会社の同僚とJetson Nanoを使用して、YOLOによる物体検出にチャレンジしてみました。

①【基本】Jetson Nanoの設定
②【基本】Jetson Nano上で物体検出YOLOの実行
③【発展】オリジナルモデルを作成して実行

今回は②Jetson Nano上で物体検出YOLOの実行編となります。

2. YOLOとは

どこに&何があるかを推定する(Object Detection)ためのディープラーニングの手法です。

Object Detectionの初期の手法としては、R-CNNが知られています。
R-CNNはGPUを使っても結果の出力に約30秒くらいかかるという弱点があり、リアルタイム推論には不向きでした。
それをさらに改良して高速にした手法がFast R-CNN、Fast R-CNNをちょっと高速にした手法がFaster R-CNNになります。
推論速度はGPUスペックにもよりますが、結果的にFaster R-CNNでもリアルタイムで使用するには速度が遅いという弱点がありました。

そんな中で1人の大学院生がFaster R-CNNをさらに高速にし、リアルタイムでも実現可能にした手法を開発しました。それがYOLOです。

どれくらい速いかというと、公式ページにあるグラフを見ていただくとわかりやすいです。
横軸が推論速度、縦軸が精度で、紫とオレンジのラインが他の手法、ピンクのラインがYOLOなんですが、、、速すぎてグラフを突き抜けています(笑)

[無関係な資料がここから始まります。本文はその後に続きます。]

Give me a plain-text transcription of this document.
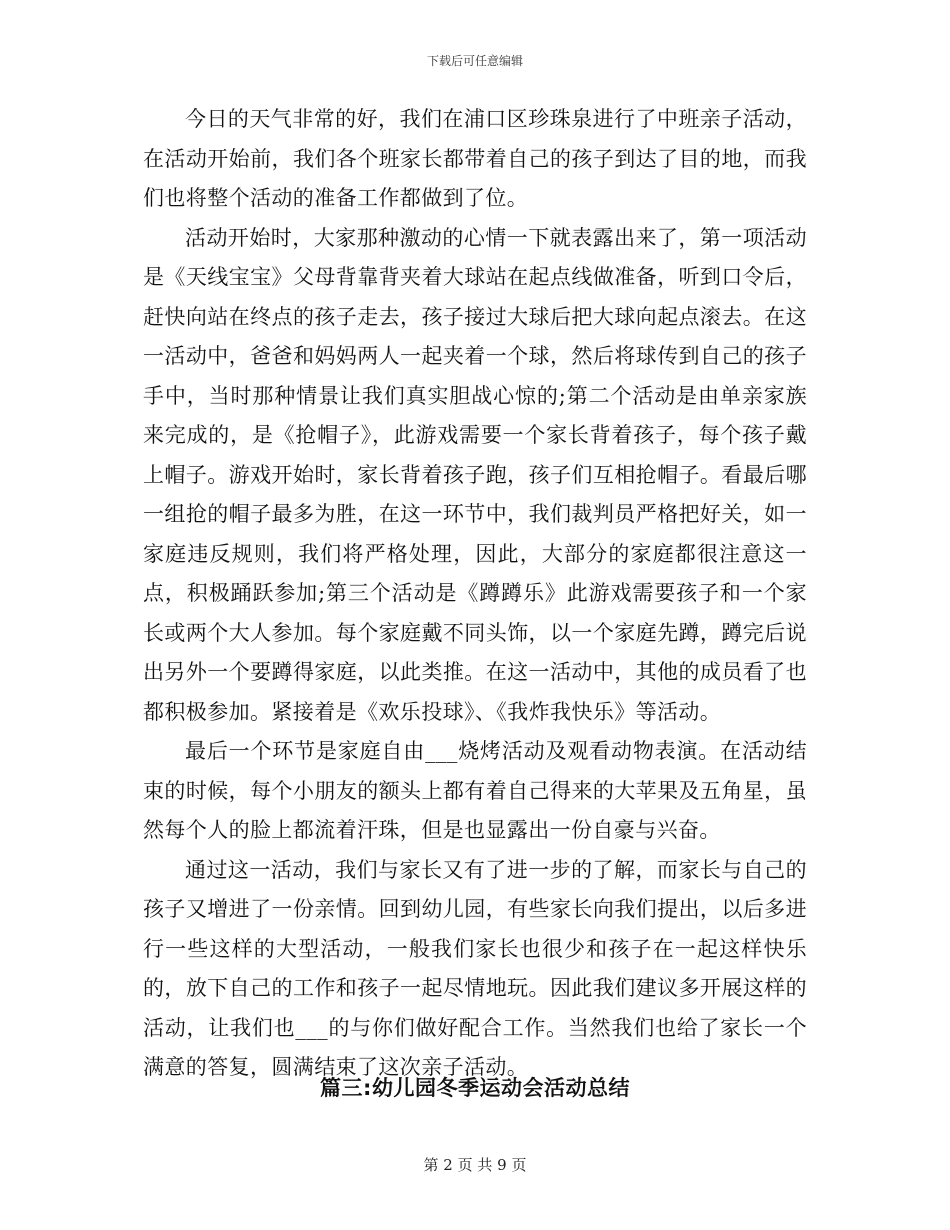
下载后可任意编辑

今日的天气非常的好，我们在浦口区珍珠泉进行了中班亲子活动，在活动开始前，我们各个班家长都带着自己的孩子到达了目的地，而我们也将整个活动的准备工作都做到了位。

活动开始时，大家那种激动的心情一下就表露出来了，第一项活动是《天线宝宝》父母背靠背夹着大球站在起点线做准备，听到口令后，赶快向站在终点的孩子走去，孩子接过大球后把大球向起点滚去。在这一活动中，爸爸和妈妈两人一起夹着一个球，然后将球传到自己的孩子手中，当时那种情景让我们真实胆战心惊的;第二个活动是由单亲家族来完成的，是《抢帽子》，此游戏需要一个家长背着孩子，每个孩子戴上帽子。游戏开始时，家长背着孩子跑，孩子们互相抢帽子。看最后哪一组抢的帽子最多为胜，在这一环节中，我们裁判员严格把好关，如一家庭违反规则，我们将严格处理，因此，大部分的家庭都很注意这一点，积极踊跃参加;第三个活动是《蹲蹲乐》此游戏需要孩子和一个家长或两个大人参加。每个家庭戴不同头饰，以一个家庭先蹲，蹲完后说出另外一个要蹲得家庭，以此类推。在这一活动中，其他的成员看了也都积极参加。紧接着是《欢乐投球》、《我炸我快乐》等活动。

最后一个环节是家庭自由___烧烤活动及观看动物表演。在活动结束的时候，每个小朋友的额头上都有着自己得来的大苹果及五角星，虽然每个人的脸上都流着汗珠，但是也显露出一份自豪与兴奋。

通过这一活动，我们与家长又有了进一步的了解，而家长与自己的孩子又增进了一份亲情。回到幼儿园，有些家长向我们提出，以后多进行一些这样的大型活动，一般我们家长也很少和孩子在一起这样快乐的，放下自己的工作和孩子一起尽情地玩。因此我们建议多开展这样的活动，让我们也___的与你们做好配合工作。当然我们也给了家长一个满意的答复，圆满结束了这次亲子活动。

篇三:幼儿园冬季运动会活动总结
第 2 页 共 9 页
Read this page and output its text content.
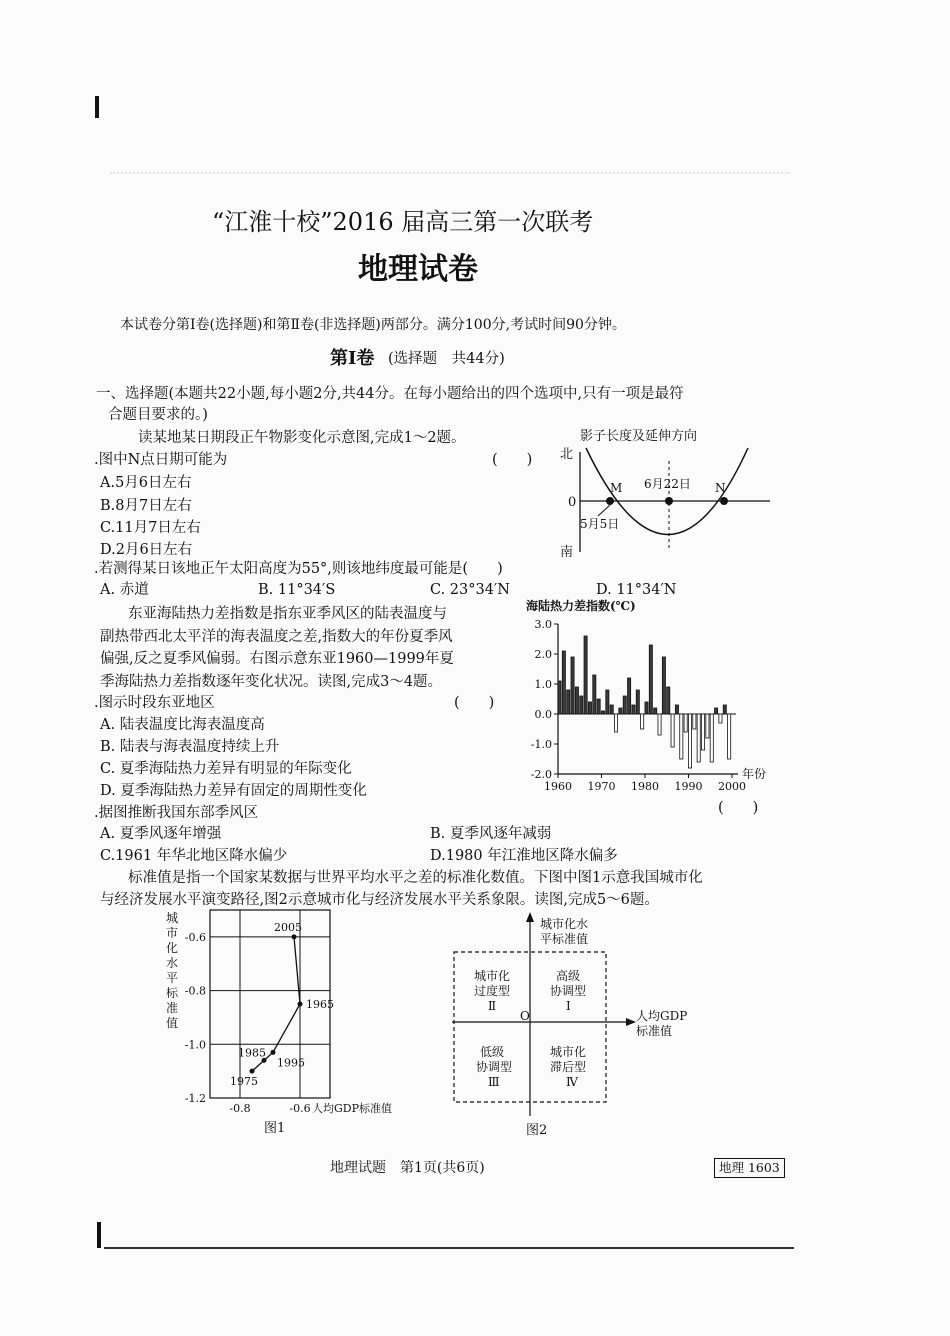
“江淮十校”2016 届高三第一次联考
地理试卷
本试卷分第Ⅰ卷(选择题)和第Ⅱ卷(非选择题)两部分。满分100分,考试时间90分钟。
第Ⅰ卷 (选择题　共44分)
一、选择题(本题共22小题,每小题2分,共44分。在每小题给出的四个选项中,只有一项是最符
合题目要求的。)
读某地某日期段正午物影变化示意图,完成1～2题。
.图中N点日期可能为	(　　)
A.5月6日左右
B.8月7日左右
C.11月7日左右
D.2月6日左右
.若测得某日该地正午太阳高度为55°,则该地纬度最可能是(　　)
A. 赤道	B. 11°34′S	C. 23°34′N	D. 11°34′N
影子长度及延伸方向
北
南
0
M	N
6月22日
5月5日
东亚海陆热力差指数是指东亚季风区的陆表温度与
副热带西北太平洋的海表温度之差,指数大的年份夏季风
偏强,反之夏季风偏弱。右图示意东亚1960—1999年夏
季海陆热力差指数逐年变化状况。读图,完成3～4题。
.图示时段东亚地区	(　　)
A. 陆表温度比海表温度高
B. 陆表与海表温度持续上升
C. 夏季海陆热力差异有明显的年际变化
D. 夏季海陆热力差异有固定的周期性变化
.据图推断我国东部季风区	(　　)
A. 夏季风逐年增强	B. 夏季风逐年减弱
C.1961 年华北地区降水偏少	D.1980 年江淮地区降水偏多
海陆热力差指数(℃)
3.0
2.0
1.0
0.0
-1.0
-2.0
1960 1970 1980 1990 2000
年份
标准值是指一个国家某数据与世界平均水平之差的标准化数值。下图中图1示意我国城市化
与经济发展水平演变路径,图2示意城市化与经济发展水平关系象限。读图,完成5～6题。
-0.6
-0.8
-1.0
-1.2
-0.8	-0.6 人均GDP标准值
城
市
化
水
平
标
准
值
1975
1985
1995
1965
2005
图1
城市化水
平标准值
人均GDP
标准值
O
城市化
过度型
Ⅱ
高级
协调型
Ⅰ
低级
协调型
Ⅲ
城市化
滞后型
Ⅳ
图2
地理试题　第1页(共6页)	地理 1603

ちなみに、YOLOはYou Only Look Onceの略で、You Only Live Once(人生は一度きり)のパロディとなります。
あと、噂によるとYOLOを開発した大学院生はComputer Visionの世界から引退してしまったそうです。(こんなに能力が高いのに、、、すごすぎます。)

3. ダウンロード&設定

ダウンロードするのは公式バージョンではなく、その派生版であるAlexeyABさんバージョンを使用します。
下記は前章で構築したJetson Nano上で実行しています。

学習済モデルについては、通常版とtiny版があり、精度は高いが速度が遅いのが通常版、精度は低いが速度は速くなるのがtiny版となります。
今回はtiny版を使用します。
通常版も試してみましたが、Jetson Nano上ではかなり推論速度が遅くリアルタイムには不向きかなと感じました。
(tiny版になると精度は下がってしまいますが…)

##Darknetのダウンロード
git clone https://github.com/AlexeyAB/darknet darknet
cd darknet

##学習済モデルのダウンロード
wget https://pjreddie.com/media/files/yolov3-tiny.weights

ダウンロードしたら、darknetディレクトリの中にMakefileというファイルがあるはずです。
このファイルの中身のGPUCUDNNOPENCV部分を下記に変更してください。
また、Jetson NanoのGPUを有効にするために、ARCH部分の下記のコメントアウトを外してください。

Makefile
GPU=1
CUDNN=1
OPENCV=1

...

# For Jetson TX1, Tegra X1, DRIVE CX, DRIVE PX - uncomment:
ARCH= -gencode arch=compute_53,code=[sm_53,compute_53]

あとは、cudaのパスを設定する必要があります。
ターミナルで下記を実行してください。

export PATH=/usr/local/cuda/bin:${PATH}
export LD_LIBRARY_PATH=/usr/local/cuda/lib64:${LD_LIBRARY_PATH}

あとはコンパイルするだけです。

##ビルド
make

##ビルドできたか確認する
./darknet

usage: ./darknet <function>と返ってくればビルド成功です。

※もし、'Makefile'の中身を間違えた等で、再ビルドが必要になった方はこちらをご参考ください。

4. USBカメラで物体検出の実行

さて、USBカメラで物体検出を実行してみましょう。
Jetson NanoにUSBカメラをつないで、下記を実行するだけです!

./darknet detector demo cfg/coco.data cfg/yolov3-tiny.cfg yolov3-tiny.weights

5. まとめ&最後に

前回はJetson Nanoの環境設定、今回はJetson Nano上でYOLOを使用してリアルタイム推論を実行してみました。

Darknetが提供するモデルが使えると、人とか犬とか馬とかパソコンとかマグカップとかを検出できるようになります。
・・・でも、これって実務の中では使えないですよね。

犬とか馬とかそんなことはどうでも良くて、もっと違うことを検出したい!
次回はオリジナルモデルの作成の方法と、それをJetson Nano上で実行する方法について記載します!